About 11 students from Edmunds Central High School in Roscoe in March had the chance to see crocodiles, survey the marsh habitat and dissect a shark during a school field trip, the Aberdeen American News reported.

The six-day trip included time at the administration's Southeast Fisheries Science Center, lessons at the University of Southern Mississippi Marine Education Center, ship tours and habitat surveys.

The goal was to show students different careers in science, said Spencer Cody, a science teacher at the high school.

"My hope is that they expanded their horizons to different careers in science, that they consider other options than what they were already aware of," he said.
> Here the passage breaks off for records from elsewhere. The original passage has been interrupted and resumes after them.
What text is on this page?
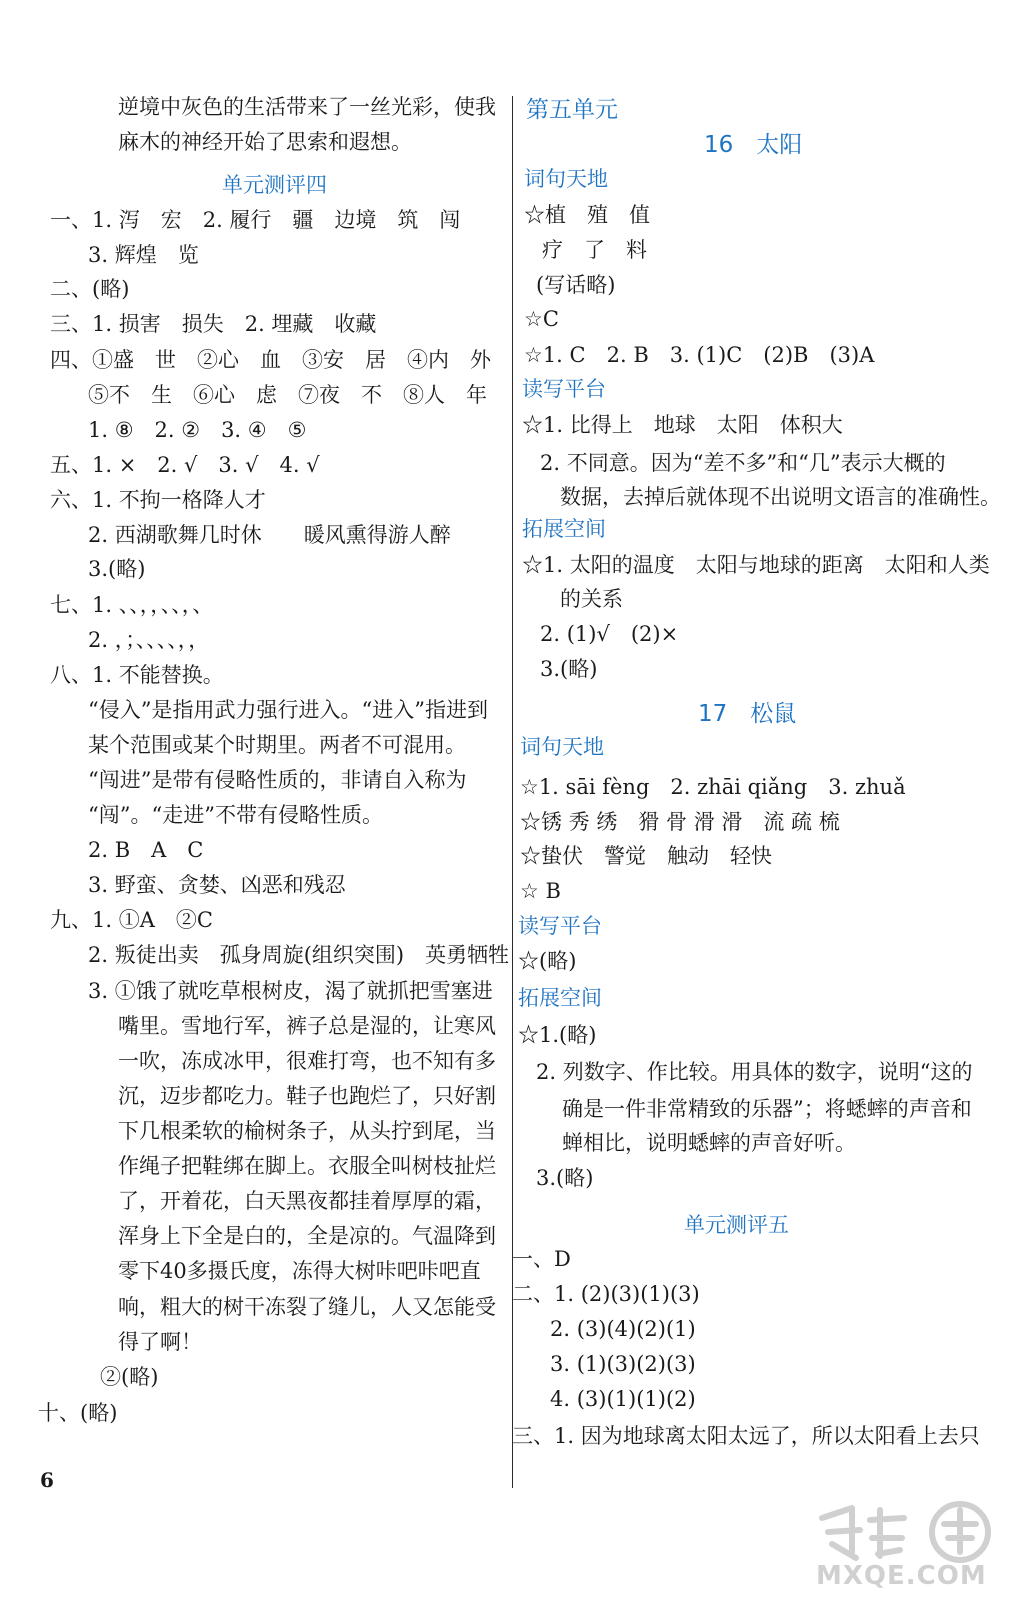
逆境中灰色的生活带来了一丝光彩，使我
麻木的神经开始了思索和遐想。
单元测评四
一、1. 泻　宏　2. 履行　疆　边境　筑　闯
3. 辉煌　览
二、(略)
三、1. 损害　损失　2. 埋藏　收藏
四、①盛　世　②心　血　③安　居　④内　外
⑤不　生　⑥心　虑　⑦夜　不　⑧人　年
1. ⑧　2. ②　3. ④　⑤
五、1. ×　2. √　3. √　4. √
六、1. 不拘一格降人才
2. 西湖歌舞几时休　　暖风熏得游人醉
3.(略)
七、1. 、、，，、、，、
2. ，；、、、、，，
八、1. 不能替换。
“侵入”是指用武力强行进入。“进入”指进到
某个范围或某个时期里。两者不可混用。
“闯进”是带有侵略性质的，非请自入称为
“闯”。“走进”不带有侵略性质。
2. B　A　C
3. 野蛮、贪婪、凶恶和残忍
九、1. ①A　②C
2. 叛徒出卖　孤身周旋(组织突围)　英勇牺牲
3. ①饿了就吃草根树皮，渴了就抓把雪塞进
嘴里。雪地行军，裤子总是湿的，让寒风
一吹，冻成冰甲，很难打弯，也不知有多
沉，迈步都吃力。鞋子也跑烂了，只好割
下几根柔软的榆树条子，从头拧到尾，当
作绳子把鞋绑在脚上。衣服全叫树枝扯烂
了，开着花，白天黑夜都挂着厚厚的霜，
浑身上下全是白的，全是凉的。气温降到
零下40多摄氏度，冻得大树咔吧咔吧直
响，粗大的树干冻裂了缝儿，人又怎能受
得了啊！
②(略)
十、(略)
第五单元
16　太阳
词句天地
☆植　殖　值
疗　了　料
(写话略)
☆C
☆1. C　2. B　3. (1)C　(2)B　(3)A
读写平台
☆1. 比得上　地球　太阳　体积大
2. 不同意。因为“差不多”和“几”表示大概的
数据，去掉后就体现不出说明文语言的准确性。
拓展空间
☆1. 太阳的温度　太阳与地球的距离　太阳和人类
的关系
2. (1)√　(2)×
3.(略)
17　松鼠
词句天地
☆1. sāi fèng　2. zhāi qiǎng　3. zhuǎ
☆锈 秀 绣　猾 骨 滑 滑　流 疏 梳
☆蛰伏　警觉　触动　轻快
☆ B
读写平台
☆(略)
拓展空间
☆1.(略)
2. 列数字、作比较。用具体的数字，说明“这的
确是一件非常精致的乐器”；将蟋蟀的声音和
蝉相比，说明蟋蟀的声音好听。
3.(略)
单元测评五
一、D
二、1. (2)(3)(1)(3)
2. (3)(4)(2)(1)
3. (1)(3)(2)(3)
4. (3)(1)(1)(2)
三、1. 因为地球离太阳太远了，所以太阳看上去只
6
MXQE.COM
The administration is often associated with the National Weather Service, but it also manages fisheries and conducts a variety of research, Cody said. Students prepared reports about the administration's various careers, and then updated the papers after the trip with what they learned, he said.

Cody said he was inspired to start planning the trip after hearing about a program that brought scientists to classrooms to talk about their jobs.

"They were talking about how expensive that is, and I was like, 'Well, for the same price or cheaper we could bring some students from Edmunds Central down to the Gulf Coast and they could experience some of the science they do down there,'" he said, noting that a grant was used to cover the cost of the trip.

Junior Chandler Pullman said he enjoyed the experience and being able to see how the environments in Mississippi and South Dakota differ.

"I got plenty of pictures, memories and knowledge," he said.